普段は使用人と一緒に食事を取ることはないのだが、今日は主、使用人関係無く、一緒に食事をした。それが、アリエスたちクレヴィル家と使用人達で一緒に食べる最後の晩餐となった。


              *    *     *


 次の日の出発は早かった。憲兵達に荷物の中身を細かくチェックされた。出発する直前にアリエスの二つ年上の専属侍女ジュリーはアリエスに耳打ちした。

「これから定期的にお嬢様に手紙を送ってもよろしいですか。」

 アリエスは一瞬驚いた顔をしたが、すぐにうなずいた。ジュリーは泣くのをこらえたような顔で再び耳打ちした。

「いつか、クレヴィル家の冤罪を晴らしましょう。そのとき、私は貴女に協力するので、いつでも言ってください。これ、私の家の住所です。」

 ジュリーはアリエスの手のひらに住所を書いた紙を握らせた。アリエスはジュリーを見て、今までの中で一番の笑顔で「ありがとう」と言った。

「そこの娘、早くしろー」

 憲兵の一人が叫んだ。アリエスは使用人達の顔を一通り見てから一礼をした。そして、ぼろい馬車に乗った。使用人達は屋敷の前で深く礼をして、馬車を見送った。使用人達は後に来る馬車に乗って、故郷に帰される。アリエスは小さくなっていく屋敷を見ていた。
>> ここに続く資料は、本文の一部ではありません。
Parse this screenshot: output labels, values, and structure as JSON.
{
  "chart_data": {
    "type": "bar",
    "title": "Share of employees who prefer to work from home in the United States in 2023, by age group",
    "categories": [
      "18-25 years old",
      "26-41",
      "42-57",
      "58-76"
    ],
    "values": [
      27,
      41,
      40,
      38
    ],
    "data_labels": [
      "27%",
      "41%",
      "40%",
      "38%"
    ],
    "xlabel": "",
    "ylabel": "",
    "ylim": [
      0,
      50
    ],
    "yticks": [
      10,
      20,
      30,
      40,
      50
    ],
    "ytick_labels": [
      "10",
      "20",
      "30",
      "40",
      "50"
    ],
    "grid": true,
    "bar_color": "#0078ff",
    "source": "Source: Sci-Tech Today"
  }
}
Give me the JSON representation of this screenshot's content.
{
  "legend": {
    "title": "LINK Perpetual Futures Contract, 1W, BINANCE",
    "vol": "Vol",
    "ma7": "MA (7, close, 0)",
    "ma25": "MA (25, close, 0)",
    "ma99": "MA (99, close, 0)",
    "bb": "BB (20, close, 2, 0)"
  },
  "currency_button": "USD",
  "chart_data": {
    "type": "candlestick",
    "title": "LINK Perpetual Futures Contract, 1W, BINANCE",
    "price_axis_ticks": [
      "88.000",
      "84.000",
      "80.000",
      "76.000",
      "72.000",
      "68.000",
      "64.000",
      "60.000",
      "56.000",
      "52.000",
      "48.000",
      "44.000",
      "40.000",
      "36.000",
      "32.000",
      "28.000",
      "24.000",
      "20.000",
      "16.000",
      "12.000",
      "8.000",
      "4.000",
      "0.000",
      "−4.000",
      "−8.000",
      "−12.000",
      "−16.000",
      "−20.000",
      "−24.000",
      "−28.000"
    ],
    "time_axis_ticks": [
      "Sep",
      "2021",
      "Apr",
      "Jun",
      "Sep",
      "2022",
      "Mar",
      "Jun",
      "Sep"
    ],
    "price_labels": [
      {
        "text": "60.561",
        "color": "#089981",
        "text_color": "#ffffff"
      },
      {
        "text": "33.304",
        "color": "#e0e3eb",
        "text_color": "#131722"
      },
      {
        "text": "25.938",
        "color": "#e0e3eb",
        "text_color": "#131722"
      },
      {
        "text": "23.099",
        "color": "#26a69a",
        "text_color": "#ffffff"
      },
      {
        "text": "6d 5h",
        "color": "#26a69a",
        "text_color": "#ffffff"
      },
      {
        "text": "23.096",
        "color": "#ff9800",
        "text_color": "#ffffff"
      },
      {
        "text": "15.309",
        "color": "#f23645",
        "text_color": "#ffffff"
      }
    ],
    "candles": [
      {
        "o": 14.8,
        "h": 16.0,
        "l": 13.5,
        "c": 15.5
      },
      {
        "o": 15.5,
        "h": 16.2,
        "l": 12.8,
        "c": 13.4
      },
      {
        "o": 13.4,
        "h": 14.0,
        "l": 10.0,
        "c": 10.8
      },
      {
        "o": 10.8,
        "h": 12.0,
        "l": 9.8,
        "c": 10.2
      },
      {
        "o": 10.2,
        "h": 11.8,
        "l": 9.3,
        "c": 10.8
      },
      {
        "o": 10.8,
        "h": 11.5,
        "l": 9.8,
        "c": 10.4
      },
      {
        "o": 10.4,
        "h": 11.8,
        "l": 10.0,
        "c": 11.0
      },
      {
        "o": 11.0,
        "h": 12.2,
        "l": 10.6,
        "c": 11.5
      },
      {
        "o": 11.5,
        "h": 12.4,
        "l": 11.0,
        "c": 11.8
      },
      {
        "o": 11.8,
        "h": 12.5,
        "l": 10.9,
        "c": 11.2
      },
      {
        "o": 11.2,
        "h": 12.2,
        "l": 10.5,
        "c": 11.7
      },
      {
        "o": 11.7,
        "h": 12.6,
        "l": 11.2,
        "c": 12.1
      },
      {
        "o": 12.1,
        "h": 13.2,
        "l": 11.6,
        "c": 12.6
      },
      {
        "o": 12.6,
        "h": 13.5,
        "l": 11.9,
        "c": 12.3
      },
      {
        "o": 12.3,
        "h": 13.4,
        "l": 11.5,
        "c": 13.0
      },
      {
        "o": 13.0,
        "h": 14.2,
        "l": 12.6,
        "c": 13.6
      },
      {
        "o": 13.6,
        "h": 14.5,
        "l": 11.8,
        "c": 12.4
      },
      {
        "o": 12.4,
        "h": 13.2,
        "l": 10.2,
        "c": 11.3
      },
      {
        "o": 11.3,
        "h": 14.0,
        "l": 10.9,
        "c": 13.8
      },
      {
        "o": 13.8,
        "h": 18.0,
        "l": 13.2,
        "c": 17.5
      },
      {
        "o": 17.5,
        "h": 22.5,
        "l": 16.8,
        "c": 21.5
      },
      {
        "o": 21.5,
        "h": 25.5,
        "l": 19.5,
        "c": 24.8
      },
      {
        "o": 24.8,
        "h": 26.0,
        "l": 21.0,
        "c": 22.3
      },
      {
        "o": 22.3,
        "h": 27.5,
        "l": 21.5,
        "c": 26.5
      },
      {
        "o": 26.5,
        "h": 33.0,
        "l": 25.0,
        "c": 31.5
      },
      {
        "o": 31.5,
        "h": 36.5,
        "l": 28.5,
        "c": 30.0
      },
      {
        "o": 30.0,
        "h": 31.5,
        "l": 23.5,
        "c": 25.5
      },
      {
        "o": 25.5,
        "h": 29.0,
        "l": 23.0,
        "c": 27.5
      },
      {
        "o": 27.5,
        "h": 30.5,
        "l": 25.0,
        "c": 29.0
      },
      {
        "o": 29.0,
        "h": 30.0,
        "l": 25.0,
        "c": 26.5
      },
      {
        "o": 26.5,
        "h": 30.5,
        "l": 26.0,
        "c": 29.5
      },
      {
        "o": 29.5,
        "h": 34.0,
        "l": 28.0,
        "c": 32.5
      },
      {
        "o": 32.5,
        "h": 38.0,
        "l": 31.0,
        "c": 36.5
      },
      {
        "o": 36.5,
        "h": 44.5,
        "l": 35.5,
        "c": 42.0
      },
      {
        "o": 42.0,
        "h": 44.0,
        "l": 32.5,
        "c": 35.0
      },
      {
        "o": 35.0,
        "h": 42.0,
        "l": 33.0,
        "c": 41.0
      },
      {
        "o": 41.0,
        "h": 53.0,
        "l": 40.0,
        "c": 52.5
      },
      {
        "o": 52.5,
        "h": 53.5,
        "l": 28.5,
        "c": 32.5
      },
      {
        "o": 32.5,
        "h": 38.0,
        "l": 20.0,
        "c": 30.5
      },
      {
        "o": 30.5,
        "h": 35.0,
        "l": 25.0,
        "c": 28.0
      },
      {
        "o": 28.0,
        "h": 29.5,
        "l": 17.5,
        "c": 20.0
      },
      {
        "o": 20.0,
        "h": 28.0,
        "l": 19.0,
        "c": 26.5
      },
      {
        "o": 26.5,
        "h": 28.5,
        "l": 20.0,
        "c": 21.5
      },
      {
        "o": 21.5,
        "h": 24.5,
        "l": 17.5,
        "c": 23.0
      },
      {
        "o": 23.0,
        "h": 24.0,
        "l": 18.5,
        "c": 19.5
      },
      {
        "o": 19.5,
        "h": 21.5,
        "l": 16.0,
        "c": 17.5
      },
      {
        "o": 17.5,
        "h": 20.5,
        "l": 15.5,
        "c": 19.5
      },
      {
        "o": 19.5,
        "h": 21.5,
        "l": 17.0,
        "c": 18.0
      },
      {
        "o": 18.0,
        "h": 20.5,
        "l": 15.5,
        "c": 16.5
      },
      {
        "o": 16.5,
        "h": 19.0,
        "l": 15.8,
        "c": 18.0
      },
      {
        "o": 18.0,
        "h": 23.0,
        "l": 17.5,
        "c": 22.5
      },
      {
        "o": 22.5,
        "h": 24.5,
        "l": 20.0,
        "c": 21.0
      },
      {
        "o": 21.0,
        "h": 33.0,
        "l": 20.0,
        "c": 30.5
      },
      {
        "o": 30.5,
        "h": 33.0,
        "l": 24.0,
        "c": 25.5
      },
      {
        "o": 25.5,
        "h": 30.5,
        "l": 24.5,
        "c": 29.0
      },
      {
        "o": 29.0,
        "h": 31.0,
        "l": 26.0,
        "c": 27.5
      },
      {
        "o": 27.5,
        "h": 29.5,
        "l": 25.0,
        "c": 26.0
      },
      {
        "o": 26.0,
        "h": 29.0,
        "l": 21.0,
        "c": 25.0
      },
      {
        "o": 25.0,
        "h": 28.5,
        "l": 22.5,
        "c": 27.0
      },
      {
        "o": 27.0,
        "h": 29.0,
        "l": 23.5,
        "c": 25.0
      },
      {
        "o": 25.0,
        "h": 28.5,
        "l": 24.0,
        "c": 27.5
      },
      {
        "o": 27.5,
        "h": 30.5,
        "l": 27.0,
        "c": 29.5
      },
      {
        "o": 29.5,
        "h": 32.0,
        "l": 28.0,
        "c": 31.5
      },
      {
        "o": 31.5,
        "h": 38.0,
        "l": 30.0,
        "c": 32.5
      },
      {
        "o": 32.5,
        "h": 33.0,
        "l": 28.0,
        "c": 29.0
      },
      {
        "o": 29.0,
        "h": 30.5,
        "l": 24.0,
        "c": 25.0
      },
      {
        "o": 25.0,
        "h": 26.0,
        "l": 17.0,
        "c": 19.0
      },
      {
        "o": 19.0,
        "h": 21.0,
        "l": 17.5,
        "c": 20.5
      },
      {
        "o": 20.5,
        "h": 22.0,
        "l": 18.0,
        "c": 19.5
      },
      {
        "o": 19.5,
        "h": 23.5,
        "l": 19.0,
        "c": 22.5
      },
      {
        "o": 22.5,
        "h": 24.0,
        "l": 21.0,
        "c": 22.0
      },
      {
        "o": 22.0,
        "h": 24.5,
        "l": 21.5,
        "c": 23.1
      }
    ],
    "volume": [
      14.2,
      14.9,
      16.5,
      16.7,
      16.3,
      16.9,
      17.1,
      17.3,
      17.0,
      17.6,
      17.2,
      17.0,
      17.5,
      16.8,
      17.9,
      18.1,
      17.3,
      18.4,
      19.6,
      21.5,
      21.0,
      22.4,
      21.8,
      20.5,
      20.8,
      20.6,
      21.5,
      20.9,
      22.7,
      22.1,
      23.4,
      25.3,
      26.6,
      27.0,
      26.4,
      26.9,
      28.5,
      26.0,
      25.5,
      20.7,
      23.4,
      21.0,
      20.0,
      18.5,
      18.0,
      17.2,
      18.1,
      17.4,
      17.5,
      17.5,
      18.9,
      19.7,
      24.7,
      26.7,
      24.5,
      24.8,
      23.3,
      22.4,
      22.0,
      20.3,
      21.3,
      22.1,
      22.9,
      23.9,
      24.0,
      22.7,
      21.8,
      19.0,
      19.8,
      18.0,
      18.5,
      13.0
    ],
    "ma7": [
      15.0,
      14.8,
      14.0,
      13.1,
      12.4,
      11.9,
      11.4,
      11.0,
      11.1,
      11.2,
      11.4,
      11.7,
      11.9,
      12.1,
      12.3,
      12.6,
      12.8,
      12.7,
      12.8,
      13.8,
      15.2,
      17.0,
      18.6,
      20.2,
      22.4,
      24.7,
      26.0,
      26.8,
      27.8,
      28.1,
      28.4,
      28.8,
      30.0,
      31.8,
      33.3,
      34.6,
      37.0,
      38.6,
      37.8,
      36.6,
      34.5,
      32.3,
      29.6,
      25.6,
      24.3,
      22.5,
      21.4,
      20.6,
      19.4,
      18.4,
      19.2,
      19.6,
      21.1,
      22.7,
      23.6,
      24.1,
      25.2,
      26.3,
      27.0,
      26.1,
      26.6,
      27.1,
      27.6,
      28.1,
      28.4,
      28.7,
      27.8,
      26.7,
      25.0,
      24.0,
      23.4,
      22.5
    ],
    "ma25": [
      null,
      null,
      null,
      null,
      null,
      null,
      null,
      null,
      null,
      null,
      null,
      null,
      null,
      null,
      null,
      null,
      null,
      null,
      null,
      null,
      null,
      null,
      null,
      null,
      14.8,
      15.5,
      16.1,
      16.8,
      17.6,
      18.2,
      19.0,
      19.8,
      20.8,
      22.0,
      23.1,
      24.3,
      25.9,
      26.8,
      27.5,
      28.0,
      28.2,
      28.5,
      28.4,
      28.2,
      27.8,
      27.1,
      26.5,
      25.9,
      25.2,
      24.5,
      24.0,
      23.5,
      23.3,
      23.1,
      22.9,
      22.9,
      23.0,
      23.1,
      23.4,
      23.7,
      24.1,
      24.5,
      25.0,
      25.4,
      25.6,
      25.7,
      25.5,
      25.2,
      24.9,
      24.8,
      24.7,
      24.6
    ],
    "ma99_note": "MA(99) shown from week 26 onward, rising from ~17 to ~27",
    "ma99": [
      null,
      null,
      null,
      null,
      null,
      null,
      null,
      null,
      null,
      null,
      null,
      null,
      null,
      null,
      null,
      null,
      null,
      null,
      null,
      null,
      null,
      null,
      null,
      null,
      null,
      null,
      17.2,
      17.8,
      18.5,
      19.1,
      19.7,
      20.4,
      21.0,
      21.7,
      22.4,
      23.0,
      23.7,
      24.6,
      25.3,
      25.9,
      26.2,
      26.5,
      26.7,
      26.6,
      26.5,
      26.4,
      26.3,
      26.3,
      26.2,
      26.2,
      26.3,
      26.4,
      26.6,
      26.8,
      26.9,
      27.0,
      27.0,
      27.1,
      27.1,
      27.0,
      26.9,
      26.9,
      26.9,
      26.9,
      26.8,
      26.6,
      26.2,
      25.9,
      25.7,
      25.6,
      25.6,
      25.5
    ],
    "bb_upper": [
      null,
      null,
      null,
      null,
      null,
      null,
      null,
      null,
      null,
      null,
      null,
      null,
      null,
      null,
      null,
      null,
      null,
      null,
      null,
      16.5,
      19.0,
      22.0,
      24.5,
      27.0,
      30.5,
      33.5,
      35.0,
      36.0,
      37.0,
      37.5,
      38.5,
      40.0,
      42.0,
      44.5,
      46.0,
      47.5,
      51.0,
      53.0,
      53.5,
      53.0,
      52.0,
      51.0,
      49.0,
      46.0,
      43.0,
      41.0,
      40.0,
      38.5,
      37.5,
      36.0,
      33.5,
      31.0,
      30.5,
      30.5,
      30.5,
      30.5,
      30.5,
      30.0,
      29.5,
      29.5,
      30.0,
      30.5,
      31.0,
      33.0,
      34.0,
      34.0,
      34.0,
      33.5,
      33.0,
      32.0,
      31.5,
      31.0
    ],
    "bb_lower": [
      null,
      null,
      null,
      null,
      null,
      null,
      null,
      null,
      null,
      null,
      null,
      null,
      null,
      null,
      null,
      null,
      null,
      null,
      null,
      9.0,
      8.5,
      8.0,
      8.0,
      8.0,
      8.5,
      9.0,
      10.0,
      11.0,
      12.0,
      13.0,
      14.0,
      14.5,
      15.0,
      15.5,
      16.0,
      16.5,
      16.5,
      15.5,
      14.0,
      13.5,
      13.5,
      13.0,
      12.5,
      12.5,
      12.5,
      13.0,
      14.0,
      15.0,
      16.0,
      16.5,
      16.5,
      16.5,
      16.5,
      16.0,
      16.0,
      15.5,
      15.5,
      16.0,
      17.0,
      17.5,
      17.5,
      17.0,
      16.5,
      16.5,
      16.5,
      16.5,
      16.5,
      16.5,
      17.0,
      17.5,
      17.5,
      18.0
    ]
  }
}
 この地は今後、最近爵位が上がった新興貴族クライン伯爵家が治めることになるらしい。よって、クレヴィル家の屋敷も自動的に引き渡される。

(あの屋敷にはこの侯爵領を新たに治める貴族が住まうのか・・・)

 そう思うと腹立たしかった。クレヴィル家をえん罪の罪で陥れた何者かがこの世界のどこかにいることが許せなかった。

「私は王族の財産を盗もうと考えたことは一度もない。誰かにはめられたんだ。このことは、家族にだけは信じてもらいたい。」

 父は拳に力をこめながら、悔しそうにしていた。家族達はこくんと頷いた。

「僕は信じているよ、お父様のこと。お父様はそんなことするはずないから。」

「私もです。あなた。」

 弟と母は言った。父は誠実な人だ。普通貴族の家の旦那は第二、三夫人をもうけるのに、父は母のエルファだけを愛していた。

(そんな人が、家族を裏切るようなことをするはずがない。)


 一週間ほどかけて、馬車は港に着いた。小さな船にアリエス達は乗り込み、東の島、エドモンド子爵が治める領地へ向かった。到着する頃には夕方になっていた。

(ずいぶん遠くまできたんだなあ)

 アリエスは日が沈みかけた西の空を見ながら、そう思った。